Şampiyonluk maçları oynanıyor, ama şampiyonluk mücadelesi veren ekiplerin maçları farklı gün ve saatlerde oynanıyor. Bundan 2 ay evvel senenin en soğuk aylarında Erzurum gibi bir yerde, futbolcu sağlığını hiçe sayarak akşam 19.00’da maç oynatan federasyon,  bugün sebepsiz bir yere(üstelik küme düşmeme mücadelesi veren bir İstanbul ekibinin maçı akşam 19.00’da oynanırken)bu maçı saat 16.00’da oynatıyor.

Üstelik, bir hafta boyunca önceki maçın hakemi üzerinden algı oluşturularak ekibimiz baskı altına alınmaya çalışılıyor.

Nereden baksanız tutarsızlık, nereden baksanız Galatasaray düşmanlığı.

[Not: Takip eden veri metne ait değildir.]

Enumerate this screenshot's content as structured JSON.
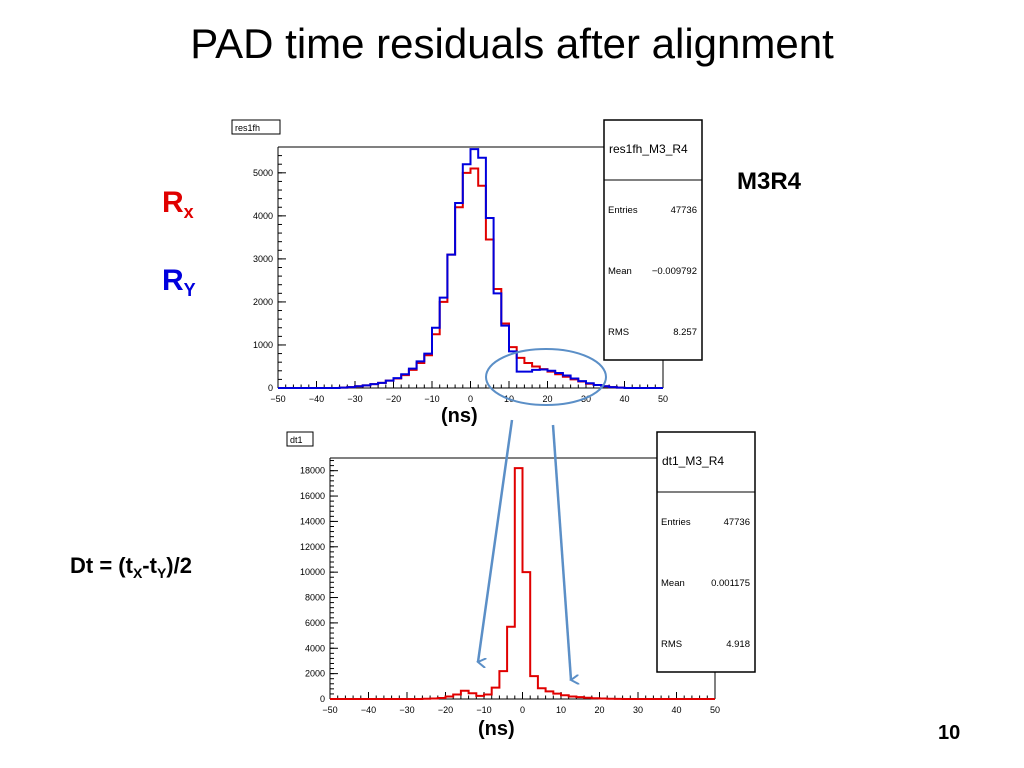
{
  "slide": {
    "title": "PAD time residuals after alignment",
    "page_number": "10",
    "label_rx_main": "R",
    "label_rx_sub": "x",
    "label_ry_main": "R",
    "label_ry_sub": "Y",
    "label_chamber": "M3R4",
    "formula_parts": [
      "Dt = (t",
      "X",
      "-t",
      "Y",
      ")/2"
    ],
    "unit_top": "(ns)",
    "unit_bottom": "(ns)",
    "colors": {
      "rx": "#e00000",
      "ry": "#0000dd",
      "annotation": "#5b8fc7"
    }
  },
  "chart_data": [
    {
      "type": "line",
      "name_tag": "res1fh",
      "xlim": [
        -50,
        50
      ],
      "ylim": [
        0,
        5600
      ],
      "xticks": [
        "-50",
        "-40",
        "-30",
        "-20",
        "-10",
        "0",
        "10",
        "20",
        "30",
        "40",
        "50"
      ],
      "yticks": [
        "0",
        "1000",
        "2000",
        "3000",
        "4000",
        "5000"
      ],
      "stats": {
        "title": "res1fh_M3_R4",
        "rows": [
          {
            "label": "Entries",
            "value": "47736"
          },
          {
            "label": "Mean",
            "value": "-0.009792"
          },
          {
            "label": "RMS",
            "value": "8.257"
          }
        ]
      },
      "series": [
        {
          "color": "#e00000",
          "bin_edges_start": -50,
          "bin_width": 2,
          "values": [
            0,
            0,
            0,
            0,
            0,
            0,
            0,
            0,
            10,
            20,
            40,
            60,
            90,
            120,
            170,
            220,
            300,
            420,
            580,
            760,
            1250,
            2000,
            3100,
            4200,
            5000,
            5100,
            4700,
            3450,
            2300,
            1500,
            950,
            700,
            580,
            500,
            440,
            380,
            320,
            260,
            200,
            150,
            100,
            70,
            40,
            20,
            10,
            0,
            0,
            0,
            0,
            0
          ]
        },
        {
          "color": "#0000dd",
          "bin_edges_start": -50,
          "bin_width": 2,
          "values": [
            0,
            0,
            0,
            0,
            0,
            0,
            0,
            0,
            10,
            20,
            40,
            60,
            90,
            120,
            170,
            230,
            320,
            450,
            620,
            800,
            1400,
            2100,
            3100,
            4300,
            5200,
            5550,
            5350,
            3950,
            2200,
            1450,
            850,
            380,
            380,
            420,
            430,
            400,
            350,
            290,
            220,
            160,
            110,
            70,
            40,
            20,
            10,
            0,
            0,
            0,
            0,
            0
          ]
        }
      ]
    },
    {
      "type": "line",
      "name_tag": "dt1",
      "xlim": [
        -50,
        50
      ],
      "ylim": [
        0,
        19000
      ],
      "xticks": [
        "-50",
        "-40",
        "-30",
        "-20",
        "-10",
        "0",
        "10",
        "20",
        "30",
        "40",
        "50"
      ],
      "yticks": [
        "0",
        "2000",
        "4000",
        "6000",
        "8000",
        "10000",
        "12000",
        "14000",
        "16000",
        "18000"
      ],
      "stats": {
        "title": "dt1_M3_R4",
        "rows": [
          {
            "label": "Entries",
            "value": "47736"
          },
          {
            "label": "Mean",
            "value": "0.001175"
          },
          {
            "label": "RMS",
            "value": "4.918"
          }
        ]
      },
      "series": [
        {
          "color": "#e00000",
          "bin_edges_start": -50,
          "bin_width": 2,
          "values": [
            0,
            0,
            0,
            0,
            0,
            0,
            0,
            0,
            0,
            0,
            0,
            0,
            20,
            40,
            80,
            200,
            350,
            650,
            450,
            250,
            350,
            900,
            2200,
            5700,
            18200,
            10000,
            1800,
            850,
            600,
            420,
            300,
            200,
            150,
            100,
            60,
            40,
            20,
            10,
            0,
            0,
            0,
            0,
            0,
            0,
            0,
            0,
            0,
            0,
            0,
            0
          ]
        }
      ]
    }
  ]
}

Tüm bu anormal şartlar altında, Rize’ye gelirken ilave olarak, takımın hücum aksiyonlarını organize eden Belhanda gibi bir silahımızdan da yoksunuz.

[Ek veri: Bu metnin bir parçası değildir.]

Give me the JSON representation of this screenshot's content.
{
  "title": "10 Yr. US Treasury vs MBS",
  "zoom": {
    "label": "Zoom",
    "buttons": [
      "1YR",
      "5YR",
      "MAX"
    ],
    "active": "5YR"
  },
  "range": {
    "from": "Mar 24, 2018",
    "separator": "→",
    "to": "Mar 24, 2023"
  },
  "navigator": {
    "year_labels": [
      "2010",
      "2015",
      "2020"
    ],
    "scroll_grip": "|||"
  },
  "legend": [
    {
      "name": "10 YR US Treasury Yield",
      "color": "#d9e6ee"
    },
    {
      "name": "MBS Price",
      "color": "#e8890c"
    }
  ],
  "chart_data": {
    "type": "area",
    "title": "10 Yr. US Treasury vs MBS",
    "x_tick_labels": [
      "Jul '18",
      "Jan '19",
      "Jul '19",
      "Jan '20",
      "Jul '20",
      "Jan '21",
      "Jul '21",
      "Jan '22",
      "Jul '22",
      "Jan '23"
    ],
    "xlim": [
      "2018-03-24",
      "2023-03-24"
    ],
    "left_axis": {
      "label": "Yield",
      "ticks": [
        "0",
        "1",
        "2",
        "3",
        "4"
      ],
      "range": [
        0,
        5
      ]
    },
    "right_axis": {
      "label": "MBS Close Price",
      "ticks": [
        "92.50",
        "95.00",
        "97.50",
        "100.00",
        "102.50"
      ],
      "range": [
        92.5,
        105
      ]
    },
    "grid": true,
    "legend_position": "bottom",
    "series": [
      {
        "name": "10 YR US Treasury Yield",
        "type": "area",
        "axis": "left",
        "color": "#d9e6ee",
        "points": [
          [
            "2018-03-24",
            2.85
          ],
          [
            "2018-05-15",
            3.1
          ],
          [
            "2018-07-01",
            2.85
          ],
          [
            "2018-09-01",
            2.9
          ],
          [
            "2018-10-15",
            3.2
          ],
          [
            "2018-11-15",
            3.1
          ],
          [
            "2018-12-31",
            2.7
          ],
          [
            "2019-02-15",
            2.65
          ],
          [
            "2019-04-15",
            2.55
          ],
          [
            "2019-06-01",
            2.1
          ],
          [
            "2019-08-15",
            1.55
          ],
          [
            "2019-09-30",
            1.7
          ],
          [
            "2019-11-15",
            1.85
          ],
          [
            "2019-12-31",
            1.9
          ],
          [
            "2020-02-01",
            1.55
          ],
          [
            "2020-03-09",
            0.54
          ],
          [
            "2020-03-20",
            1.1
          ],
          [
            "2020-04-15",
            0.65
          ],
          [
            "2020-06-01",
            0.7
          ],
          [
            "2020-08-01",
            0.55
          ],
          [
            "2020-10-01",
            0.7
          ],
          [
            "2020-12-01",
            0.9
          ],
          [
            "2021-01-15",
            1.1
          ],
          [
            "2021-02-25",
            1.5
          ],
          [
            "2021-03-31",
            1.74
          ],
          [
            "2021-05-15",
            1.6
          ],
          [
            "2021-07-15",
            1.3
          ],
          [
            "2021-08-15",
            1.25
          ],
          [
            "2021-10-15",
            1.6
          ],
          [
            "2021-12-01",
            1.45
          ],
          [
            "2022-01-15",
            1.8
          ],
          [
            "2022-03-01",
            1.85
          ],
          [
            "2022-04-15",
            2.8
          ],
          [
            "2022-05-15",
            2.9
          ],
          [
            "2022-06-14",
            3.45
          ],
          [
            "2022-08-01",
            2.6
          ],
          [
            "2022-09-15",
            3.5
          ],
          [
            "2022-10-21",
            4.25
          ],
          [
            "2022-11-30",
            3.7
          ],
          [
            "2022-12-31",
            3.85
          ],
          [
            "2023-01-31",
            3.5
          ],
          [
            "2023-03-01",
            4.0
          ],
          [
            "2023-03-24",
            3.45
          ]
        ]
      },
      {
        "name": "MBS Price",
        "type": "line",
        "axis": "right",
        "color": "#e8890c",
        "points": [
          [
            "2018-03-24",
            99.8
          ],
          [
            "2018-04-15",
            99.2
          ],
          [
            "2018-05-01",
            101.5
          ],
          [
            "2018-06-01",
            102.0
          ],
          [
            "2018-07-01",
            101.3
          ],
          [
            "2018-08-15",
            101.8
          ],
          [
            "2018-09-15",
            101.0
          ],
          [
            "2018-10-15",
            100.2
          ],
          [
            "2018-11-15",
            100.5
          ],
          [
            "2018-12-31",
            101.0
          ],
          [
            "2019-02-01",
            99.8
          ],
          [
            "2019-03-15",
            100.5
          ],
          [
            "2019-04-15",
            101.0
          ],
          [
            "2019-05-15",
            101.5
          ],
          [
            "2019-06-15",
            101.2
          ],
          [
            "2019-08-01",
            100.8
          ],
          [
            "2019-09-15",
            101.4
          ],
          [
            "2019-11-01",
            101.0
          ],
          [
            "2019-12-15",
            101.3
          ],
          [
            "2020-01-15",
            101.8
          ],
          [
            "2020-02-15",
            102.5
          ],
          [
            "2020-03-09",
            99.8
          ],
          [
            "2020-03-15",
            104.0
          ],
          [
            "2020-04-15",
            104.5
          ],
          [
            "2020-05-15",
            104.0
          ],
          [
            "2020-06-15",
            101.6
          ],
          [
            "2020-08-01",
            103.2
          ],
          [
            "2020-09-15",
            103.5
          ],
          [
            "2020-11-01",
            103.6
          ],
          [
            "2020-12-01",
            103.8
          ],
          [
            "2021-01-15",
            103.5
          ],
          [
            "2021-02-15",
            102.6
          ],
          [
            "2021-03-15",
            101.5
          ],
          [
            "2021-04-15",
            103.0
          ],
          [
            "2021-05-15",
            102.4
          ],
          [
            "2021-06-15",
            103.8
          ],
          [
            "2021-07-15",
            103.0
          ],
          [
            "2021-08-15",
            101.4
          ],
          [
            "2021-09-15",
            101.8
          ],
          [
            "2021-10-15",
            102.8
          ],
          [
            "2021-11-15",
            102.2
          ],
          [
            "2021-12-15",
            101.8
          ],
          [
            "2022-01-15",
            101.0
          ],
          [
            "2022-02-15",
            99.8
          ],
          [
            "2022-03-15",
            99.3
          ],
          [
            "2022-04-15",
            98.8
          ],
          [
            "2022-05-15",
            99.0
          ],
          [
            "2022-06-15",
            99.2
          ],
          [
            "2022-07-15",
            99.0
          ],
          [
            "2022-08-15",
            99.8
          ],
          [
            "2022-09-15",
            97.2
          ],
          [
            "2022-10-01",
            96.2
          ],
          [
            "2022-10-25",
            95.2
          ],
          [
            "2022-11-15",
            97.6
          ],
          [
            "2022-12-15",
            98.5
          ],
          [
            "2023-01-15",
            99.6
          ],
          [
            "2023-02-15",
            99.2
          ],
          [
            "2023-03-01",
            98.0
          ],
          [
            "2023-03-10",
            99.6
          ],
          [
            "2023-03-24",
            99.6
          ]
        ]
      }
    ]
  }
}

Ligin boyu kısaldıkça, iyi futbol yerine iyi skor önemlidir şüphesiz.  Futbol kalitesinin çok da yükselmeden oynanacağını bir müsabaka bekliyordum açıkçası maç öncesi analizlerimde.

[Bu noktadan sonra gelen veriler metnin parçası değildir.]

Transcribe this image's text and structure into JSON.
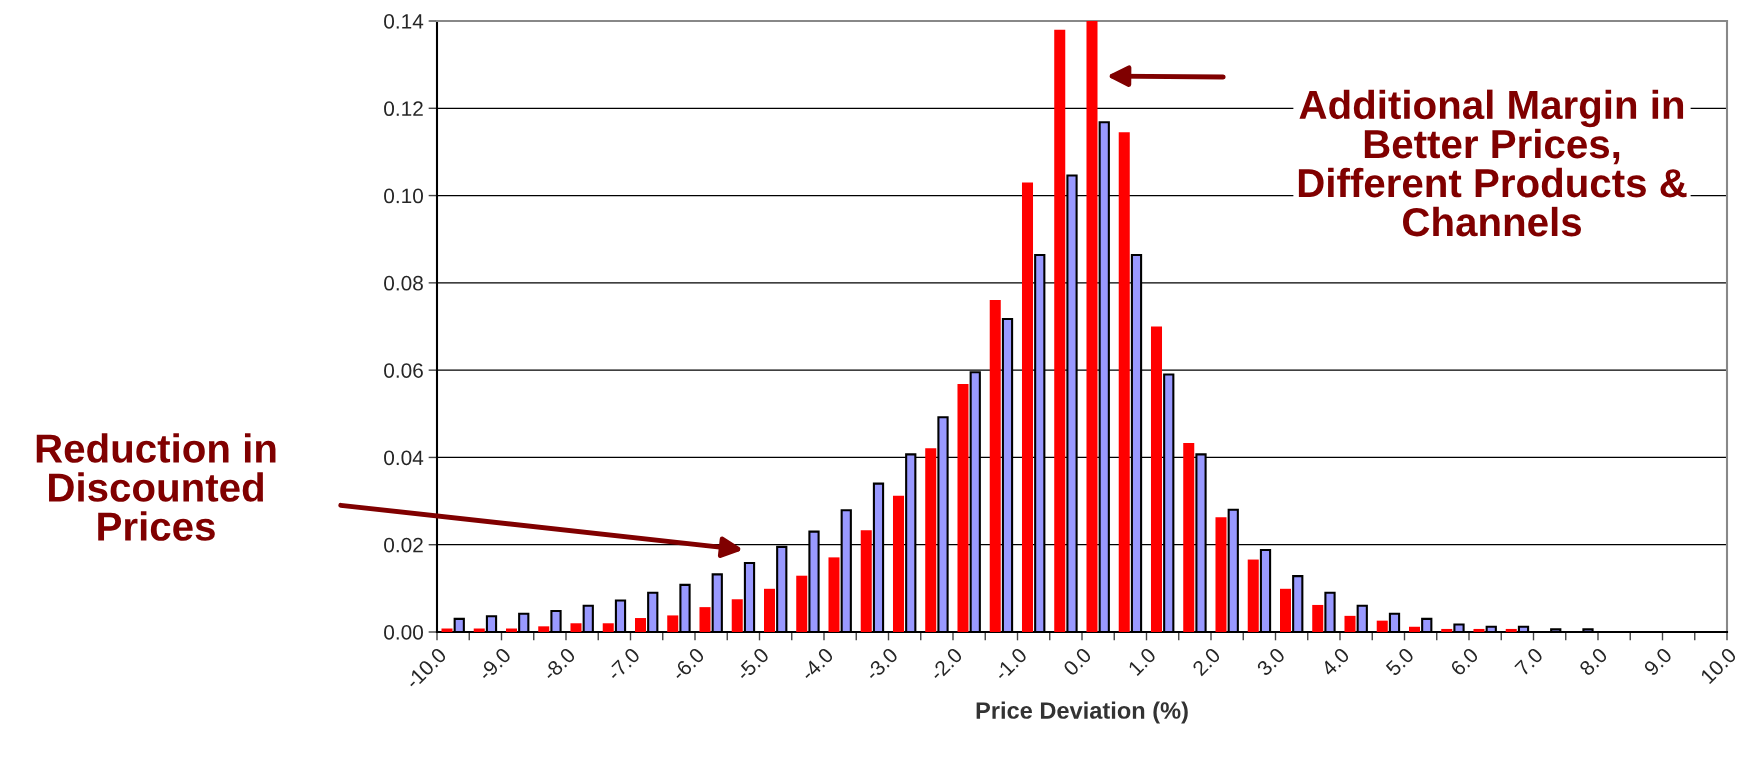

Maça başlarken Belhanda eksikliği dışında ideal bir kadro vardı sahada. Ancak Linnes, Yuto’nun yerine oynayabilir miydi?  Ya da Mariano’nun yerine? Maç başlarken kafamda sadece bu soru vardı.

Maç başladığında, N’diaye’nin 9,5 numara gibi oynadığı, Diagne’ye zaman zaman Rizespor’un üçlü sıkıştırma getirdiğini gözlemledik.  Galatasaray, klasik şampiyonluğa oynayan bir ekibin deplasmanda nasıl oynaması gerekiyorsa maça o şekilde başladı. Daha 9. dakika dolmadan rakip kaleyi isabetle bulan ilk şutumuzda Feghouli ile nefis bir gol bulduk. Feghouli’ye ayrı bir parantez açmakta fayda var. Bu seneki şampiyonlukta, mutlaka adı en üstte yazılacak ilk üç isimden biri olacaktır. Özellikle ligin ikinci yarısı inanılmaz bir performans ve skor katkısı verdi.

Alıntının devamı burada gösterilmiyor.